Loi travail, assurance-chômage, état d’urgence, crimes policiers…
Tout leur sera permis tant qu’on ne saura les en empêcher.

Appeler « loi travail » la dernière attaque en date contre nos conditions d’existence, il fallait oser. Les socialistes au pouvoir ont au moins le mérite d’être clairs et résument le comique « travailler plus pour gagner plus » de Sarkozy en un mot d’ordre plus explicite : travaille ! La terre se chauffe, les catastrophes se multiplient, les guerres créent de la croissance, des milliers de personnes sont enfermées aux frontières, en prison ou en centre de rétention, les emplois sont aberrants, mais il faudrait continuer, travailler, travailler, travailler.

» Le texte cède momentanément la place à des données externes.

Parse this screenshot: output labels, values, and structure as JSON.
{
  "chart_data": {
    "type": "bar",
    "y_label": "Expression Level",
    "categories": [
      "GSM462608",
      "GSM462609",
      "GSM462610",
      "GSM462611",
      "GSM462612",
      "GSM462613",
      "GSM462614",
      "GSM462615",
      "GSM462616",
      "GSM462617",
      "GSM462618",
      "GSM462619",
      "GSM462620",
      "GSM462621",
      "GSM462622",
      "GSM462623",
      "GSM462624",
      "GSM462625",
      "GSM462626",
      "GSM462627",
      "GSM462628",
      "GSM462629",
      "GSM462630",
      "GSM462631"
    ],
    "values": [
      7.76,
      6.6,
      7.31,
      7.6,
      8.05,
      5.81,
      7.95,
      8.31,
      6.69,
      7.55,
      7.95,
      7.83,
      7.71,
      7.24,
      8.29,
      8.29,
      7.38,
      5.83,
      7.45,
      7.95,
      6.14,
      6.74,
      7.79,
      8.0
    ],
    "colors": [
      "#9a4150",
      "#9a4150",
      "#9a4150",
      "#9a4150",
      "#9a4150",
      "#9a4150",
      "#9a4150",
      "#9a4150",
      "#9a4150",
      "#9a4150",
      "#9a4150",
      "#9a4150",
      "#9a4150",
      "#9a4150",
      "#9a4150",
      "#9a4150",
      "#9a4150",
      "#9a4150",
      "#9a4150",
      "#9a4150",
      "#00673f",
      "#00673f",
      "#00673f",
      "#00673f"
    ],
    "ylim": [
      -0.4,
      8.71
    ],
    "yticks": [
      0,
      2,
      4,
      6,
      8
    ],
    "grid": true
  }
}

Le plein emploi est mort, et l’horizon d’un CDI à temps plein, de toutes façons, n’a plus grand chose de désirable. On y pense parfois, peut-être pour limiter l’angoisse de croiser Pôle Emploi, mais au fond on sait bien que les conditions de travail sont partout invivables.

Aucune réforme du code du travail, aucune renégociation de l’assurance-chômage ne saurait être consensuelle. Ce qu’ils appellent « dialogue social » masque en fait un champ de bataille. Pour une raison simple : les intérêts des patrons, des détenteurs du capital, des oligarques sont diamétralement opposés à ceux des employés, des travailleurs précaires, des étudiants en CDI chez Mc Do et des chômeurs. Tout ce qu’ils gagnent est autant de perdu pour nous : un peu moins de rapport de force de notre côté, un peu moins d’armes contre le pouvoir des patrons et l’arbitraire des institutions sociales.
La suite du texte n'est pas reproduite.